A travers l’exposé des motifs, le ministre de l’Intérieur et de la sécurité, le Général Vagondo Diomandé, a expliqué que l’article 51 du Code électoral exige au nombre des conditions d’éligibilité, que chaque candidat à l’élection du président de la République soit parrainé par une liste d’électeurs représentant un pour cent (1%) de l’électorat local, dans au moins 50% des districts autonomes et régions.
En 2020, année d’institution de cette condition, la Côte d’Ivoire comptait 31 régions et deux districts autonomes, à savoir les districts autonomes d’Abidjan et de Yamoussoukro. En pratique, les candidats devaient obtenir les parrainages de 1% de l’électorat dans 17 régions et/ou districts autonomes.

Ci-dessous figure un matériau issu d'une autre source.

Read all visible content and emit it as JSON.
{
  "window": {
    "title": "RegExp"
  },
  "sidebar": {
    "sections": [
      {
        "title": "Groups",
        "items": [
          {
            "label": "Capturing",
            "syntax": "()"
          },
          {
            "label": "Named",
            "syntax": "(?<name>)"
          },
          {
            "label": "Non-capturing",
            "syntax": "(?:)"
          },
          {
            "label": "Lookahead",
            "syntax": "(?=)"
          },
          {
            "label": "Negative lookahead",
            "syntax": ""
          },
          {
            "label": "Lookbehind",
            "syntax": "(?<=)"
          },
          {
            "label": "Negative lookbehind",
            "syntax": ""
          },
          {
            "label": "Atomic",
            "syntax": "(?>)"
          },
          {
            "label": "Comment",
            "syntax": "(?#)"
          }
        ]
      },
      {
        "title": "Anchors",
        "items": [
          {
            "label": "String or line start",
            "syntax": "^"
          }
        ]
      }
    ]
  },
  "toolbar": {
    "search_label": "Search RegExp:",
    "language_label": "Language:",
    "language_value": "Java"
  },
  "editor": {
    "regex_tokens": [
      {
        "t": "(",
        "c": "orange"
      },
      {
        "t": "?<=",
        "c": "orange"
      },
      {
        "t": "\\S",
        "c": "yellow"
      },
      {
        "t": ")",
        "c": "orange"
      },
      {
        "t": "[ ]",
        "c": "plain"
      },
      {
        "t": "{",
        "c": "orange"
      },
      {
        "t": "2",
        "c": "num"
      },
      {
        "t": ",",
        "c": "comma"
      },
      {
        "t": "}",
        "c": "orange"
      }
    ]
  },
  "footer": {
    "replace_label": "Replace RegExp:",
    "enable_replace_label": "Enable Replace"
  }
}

Le nombre de districts autonomes étant passé de deux à 14 par l’effet du décret n° 2021 -276 du 9 juin 2021 portant création de 12 districts autonomes, le maintien en l’état de l’article 51 du Code électoral impliquerait une augmentation du nombre de circonscriptions où les parrainages seraient requis car les candidats à la présidentielle seraient dans l’obligation d’obtenir un pour cent de l’électorat local dans au moins 23 districts et/ou régions et non plus dans 17.
Le texte précise que cette conséquence attachée à l’augmentation du nombre de districts autonomes n’est pas conforme à l’esprit de l’article 51 du Code électoral, qui a étendu au-delà des régions, la recherche de parrainage auprès des électeurs inscrits dans les Districts autonomes d’Abidjan et Yamoussoukro, dans la mesure où ces deux districts autonomes ne comportent pas de régions.
Partant, la Commission électorale indépendante a proposé la modification de l’article 51 du Code électoral aux fins de préciser que l’électorat local concerné par le parrainage est celui des 31 régions et deux districts autonomes d’Abidjan et de Yamoussoukro, poursuit le texte.